There’s a parallel here for the Internet, our information superhighway. We’ve developed the habit of zipping around to search for info without ever leaving our desks. You can Google your way to facts and data and deals, and think you’ve learned something. But that’s often as bland and indiscriminate as spending five days seeing five states distinguished only by their rest stops and speed limits.

So, in the context of that analogy, it seems to me that weblogs are the by-ways that we can meander to find out what it’s really like out there in the global hinterlands. Unlike the fast food of IRC, weblogs give you a chance to savor the peculiar spices of the locale, take in the sights. Sometimes you have to kick your way through the garbage, but by the time you leave, you take with you a definite sense that you’ve been somewhere unique. If you leave a comment to show that you’ve been there, you’ve left your own footprint in the sands of that local history. Now that’s connectivity.

Ken of ipadventures recently posted some good stuff about “connectivity.” big picture and little picture, from global signal to personal access. Near the end of his post he says:
What we seek is a signal. A connection. The network isn’t about technology. It isn’t about business. It isn’t about profit. It’s about connections. End points are people and people connect, Sometimes we connect with machines to gather information. Often times we connect with other people because we share some link, or bond, or passing interest.

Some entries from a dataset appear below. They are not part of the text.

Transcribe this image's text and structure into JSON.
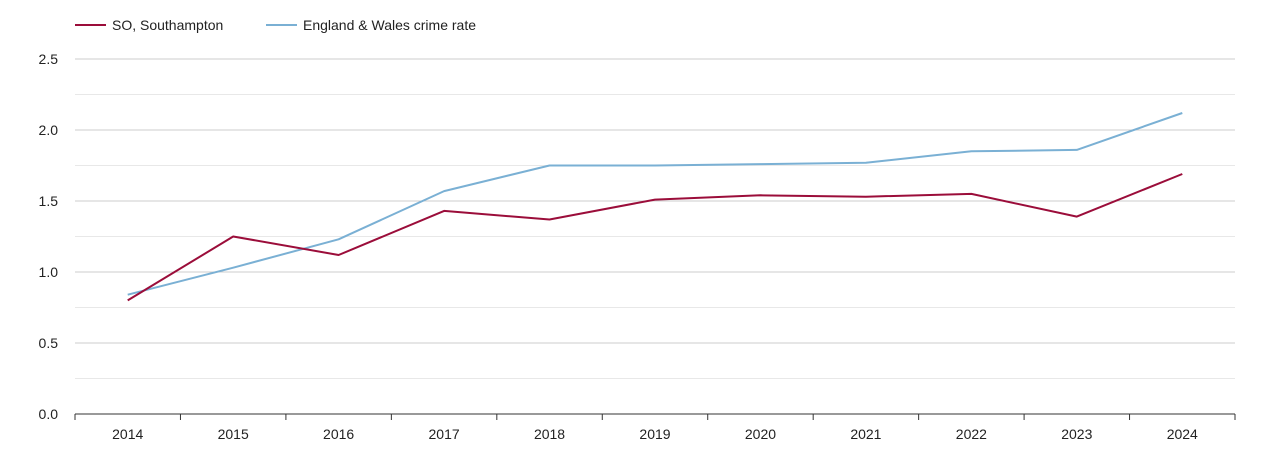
{
  "chart_data": {
    "type": "line",
    "x": [
      "2014",
      "2015",
      "2016",
      "2017",
      "2018",
      "2019",
      "2020",
      "2021",
      "2022",
      "2023",
      "2024"
    ],
    "series": [
      {
        "name": "SO, Southampton",
        "color": "#9b0d3a",
        "values": [
          0.8,
          1.25,
          1.12,
          1.43,
          1.37,
          1.51,
          1.54,
          1.53,
          1.55,
          1.39,
          1.69
        ]
      },
      {
        "name": "England & Wales crime rate",
        "color": "#7ab0d4",
        "values": [
          0.84,
          1.03,
          1.23,
          1.57,
          1.75,
          1.75,
          1.76,
          1.77,
          1.85,
          1.86,
          2.12
        ]
      }
    ],
    "ylim": [
      0,
      2.5
    ],
    "yticks": [
      "0.0",
      "0.5",
      "1.0",
      "1.5",
      "2.0",
      "2.5"
    ],
    "grid": true,
    "legend": "top-left",
    "title": "",
    "xlabel": "",
    "ylabel": ""
  }
}
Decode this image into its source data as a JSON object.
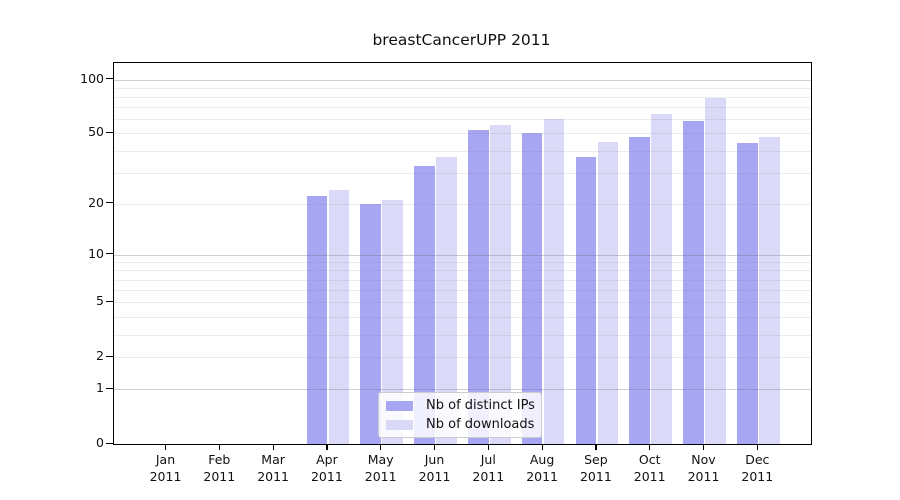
{
  "title": "breastCancerUPP 2011",
  "chart_data": {
    "type": "bar",
    "title": "breastCancerUPP 2011",
    "categories": [
      "Jan",
      "Feb",
      "Mar",
      "Apr",
      "May",
      "Jun",
      "Jul",
      "Aug",
      "Sep",
      "Oct",
      "Nov",
      "Dec"
    ],
    "x_year": "2011",
    "series": [
      {
        "name": "Nb of distinct IPs",
        "color": "#a6a6f2",
        "values": [
          0,
          0,
          0,
          22,
          20,
          33,
          52,
          50,
          37,
          48,
          59,
          44
        ]
      },
      {
        "name": "Nb of downloads",
        "color": "#dadaf8",
        "values": [
          0,
          0,
          0,
          24,
          21,
          37,
          56,
          60,
          45,
          64,
          79,
          48
        ]
      }
    ],
    "scale": "log1p",
    "ylim": [
      0,
      123.5
    ],
    "y_ticks": [
      0,
      1,
      2,
      5,
      10,
      20,
      50,
      100
    ],
    "major_gridlines": [
      1,
      10,
      100
    ],
    "minor_gridlines": [
      2,
      3,
      4,
      5,
      6,
      7,
      8,
      9,
      20,
      30,
      40,
      50,
      60,
      70,
      80,
      90
    ],
    "grid": true,
    "legend_position": "lower center",
    "axis_color": "#000000",
    "background_color": "#ffffff"
  }
}
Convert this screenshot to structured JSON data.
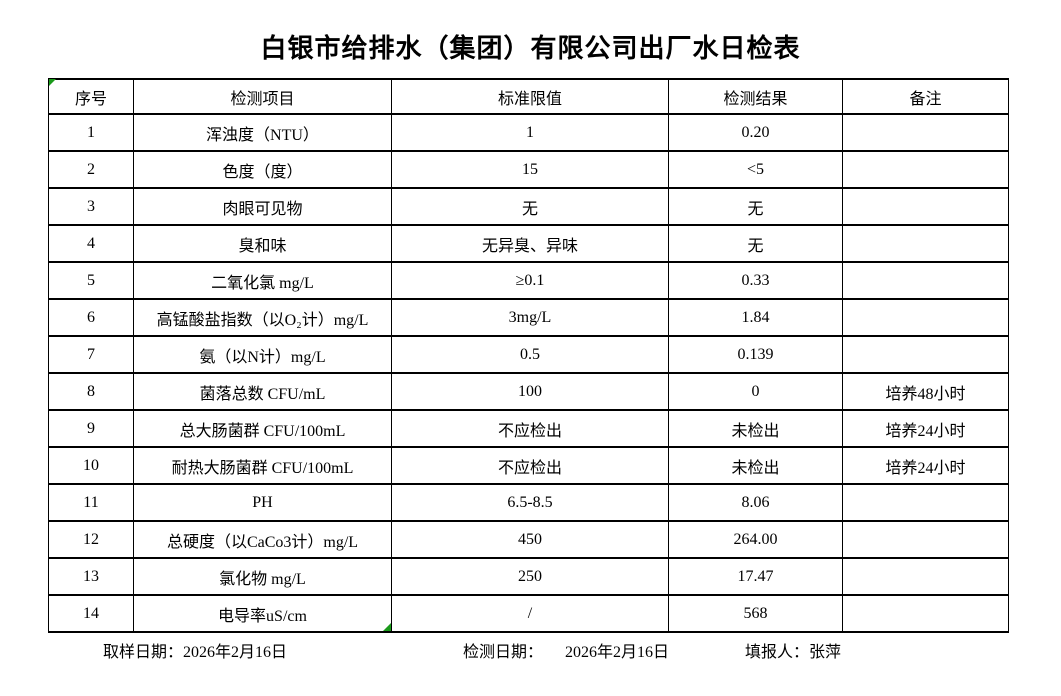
{
  "title": "白银市给排水（集团）有限公司出厂水日检表",
  "table": {
    "headers": [
      "序号",
      "检测项目",
      "标准限值",
      "检测结果",
      "备注"
    ],
    "rows": [
      [
        "1",
        "浑浊度（NTU）",
        "1",
        "0.20",
        ""
      ],
      [
        "2",
        "色度（度）",
        "15",
        "<5",
        ""
      ],
      [
        "3",
        "肉眼可见物",
        "无",
        "无",
        ""
      ],
      [
        "4",
        "臭和味",
        "无异臭、异味",
        "无",
        ""
      ],
      [
        "5",
        "二氧化氯 mg/L",
        "≥0.1",
        "0.33",
        ""
      ],
      [
        "6",
        "高锰酸盐指数（以O₂计）mg/L",
        "3mg/L",
        "1.84",
        ""
      ],
      [
        "7",
        "氨（以N计）mg/L",
        "0.5",
        "0.139",
        ""
      ],
      [
        "8",
        "菌落总数 CFU/mL",
        "100",
        "0",
        "培养48小时"
      ],
      [
        "9",
        "总大肠菌群 CFU/100mL",
        "不应检出",
        "未检出",
        "培养24小时"
      ],
      [
        "10",
        "耐热大肠菌群 CFU/100mL",
        "不应检出",
        "未检出",
        "培养24小时"
      ],
      [
        "11",
        "PH",
        "6.5-8.5",
        "8.06",
        ""
      ],
      [
        "12",
        "总硬度（以CaCo3计）mg/L",
        "450",
        "264.00",
        ""
      ],
      [
        "13",
        "氯化物 mg/L",
        "250",
        "17.47",
        ""
      ],
      [
        "14",
        "电导率uS/cm",
        "/",
        "568",
        ""
      ]
    ]
  },
  "footer": {
    "sample_date_label": "取样日期：",
    "sample_date": "2026年2月16日",
    "test_date_label": "检测日期：",
    "test_date": "2026年2月16日",
    "reporter_label": "填报人：",
    "reporter": "张萍"
  },
  "colors": {
    "border": "#000000",
    "text": "#000000",
    "page_bg": "#ffffff",
    "artifact_marker_green": "#1a9a1a"
  }
}
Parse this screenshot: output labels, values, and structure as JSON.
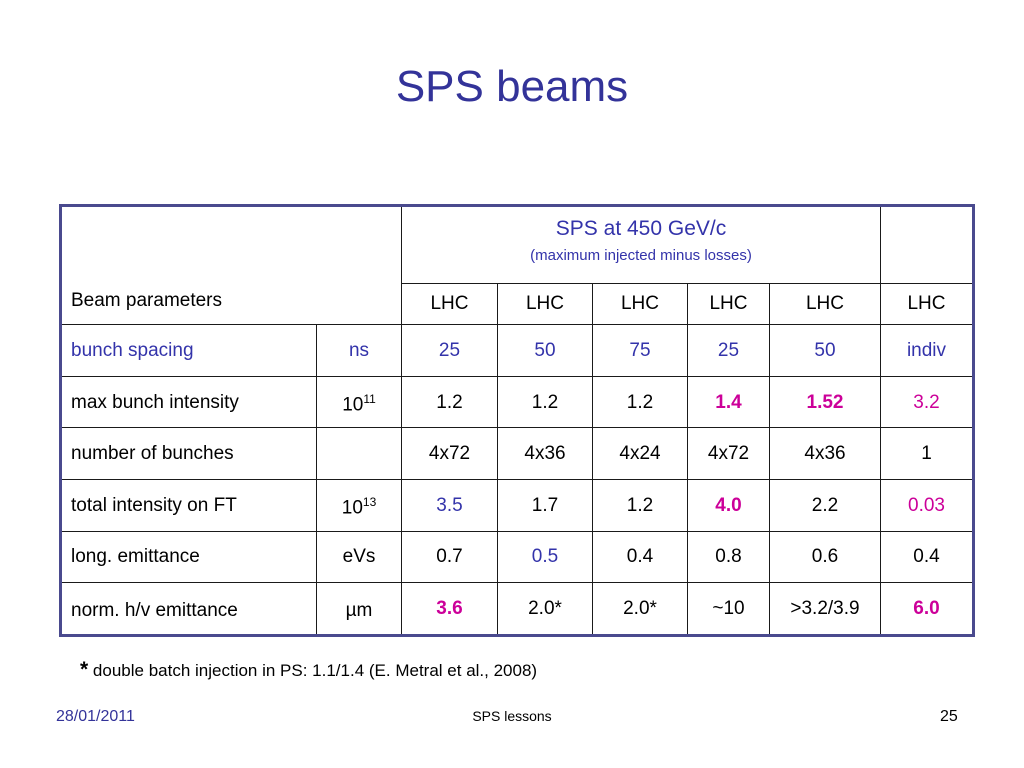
{
  "title": "SPS beams",
  "table": {
    "header_label": "Beam parameters",
    "sps_title": "SPS at 450 GeV/c",
    "sps_subtitle": "(maximum injected minus losses)",
    "beam_types": [
      "LHC",
      "LHC",
      "LHC",
      "LHC",
      "LHC",
      "LHC"
    ],
    "rows": [
      {
        "param": "bunch spacing",
        "unit": "",
        "unit_html": "ns",
        "values": [
          "25",
          "50",
          "75",
          "25",
          "50",
          "indiv"
        ]
      },
      {
        "param": "max bunch intensity",
        "unit": "1011",
        "unit_html": "10<sup>11</sup>",
        "values": [
          "1.2",
          "1.2",
          "1.2",
          "1.4",
          "1.52",
          "3.2"
        ]
      },
      {
        "param": "number of bunches",
        "unit": "",
        "unit_html": "",
        "values": [
          "4x72",
          "4x36",
          "4x24",
          "4x72",
          "4x36",
          "1"
        ]
      },
      {
        "param": "total intensity on FT",
        "unit": "1013",
        "unit_html": "10<sup>13</sup>",
        "values": [
          "3.5",
          "1.7",
          "1.2",
          "4.0",
          "2.2",
          "0.03"
        ]
      },
      {
        "param": "long. emittance",
        "unit": "eVs",
        "unit_html": "eVs",
        "values": [
          "0.7",
          "0.5",
          "0.4",
          "0.8",
          "0.6",
          "0.4"
        ]
      },
      {
        "param": "norm. h/v emittance",
        "unit": "µm",
        "unit_html": "µm",
        "values": [
          "3.6",
          "2.0*",
          "2.0*",
          "~10",
          ">3.2/3.9",
          "6.0"
        ]
      }
    ]
  },
  "footnote": {
    "marker": "*",
    "text": "double batch injection in PS: 1.1/1.4 (E. Metral et al., 2008)"
  },
  "footer": {
    "date": "28/01/2011",
    "center": "SPS lessons",
    "page": "25"
  },
  "colors": {
    "title": "#333399",
    "highlight_blue": "#3333aa",
    "highlight_magenta": "#cc0099",
    "table_border": "#4a4a8e"
  }
}
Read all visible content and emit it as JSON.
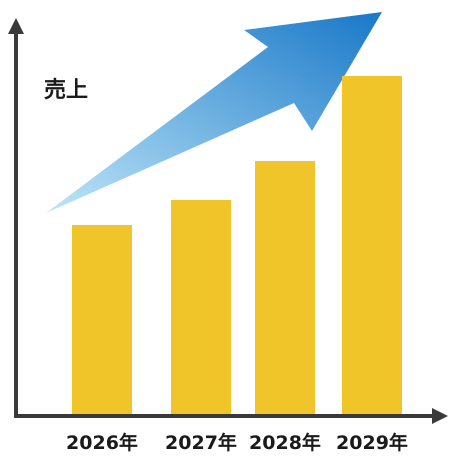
{
  "chart_data": {
    "type": "bar",
    "title": "",
    "xlabel": "",
    "ylabel": "売上",
    "categories": [
      "2026年",
      "2027年",
      "2028年",
      "2029年"
    ],
    "values": [
      191,
      216,
      255,
      340
    ],
    "ylim": [
      0,
      400
    ],
    "trend_arrow": true,
    "grid": false,
    "colors": {
      "bar": "#F0C52A",
      "axis": "#3a3a3a",
      "arrow_start": "#BFE6F8",
      "arrow_end": "#1878C8"
    }
  }
}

As I looked around the attendees at BloggerCon last Sunday, I couldn’t help think that I was probably the oldest one there — certainly the oldest female (who were definitely in the minority). As I experienced Joi Ito’s session on “Community” (and it was an “experience,” what with an IRC chat — that included people in the room as well as others — happening on the screen behind Joi as he RSSed and Wiki’d and Wifi’d and excitedly shared information that went completely over my aging head) I couldn’t help feeling that I was creeping along in the right lane while the rest of the traffic sped by me on that superhighway. I’m never going to catch up.

After the blue-haired boy in the straightjacket and his handlers stumbled out of the “T” last Sunday, their seats were taken by a couple of older teenaged girls who were instant messaging on their digital cell phone. I can barely program my non-digital cell phone to do one-touch dialing, and I need my magnifying glasses to see the screen anyway. My engine is stalling. I’m pulling over to the shoulder.

Joi Ito talked about how people with instant messaging no longer have to make long range plans to get together. Now you can instant message all of your friends, see who’s available to do something and meet-up spontaneously. Fast and faster and fastest. It seems to me that it’s all about connecting without really CONNECTING.

This technology is for the young and fast. The ones who grew up with with eye-bytes of MTV, with the machine-gun conversations of IRC, the get-there-quick-and-don’t-ask-questions information superhighway.

I’ve copied Diane Cameron’s entire column into an extension to this entry because she brings up implications for education that I think are crictical.

Me, I’m staying on the slow roads. I’m enjoying the by-ways of blogs, where I can linger and converse and find out what it’s like to really live somewhere else (big picture and little picture).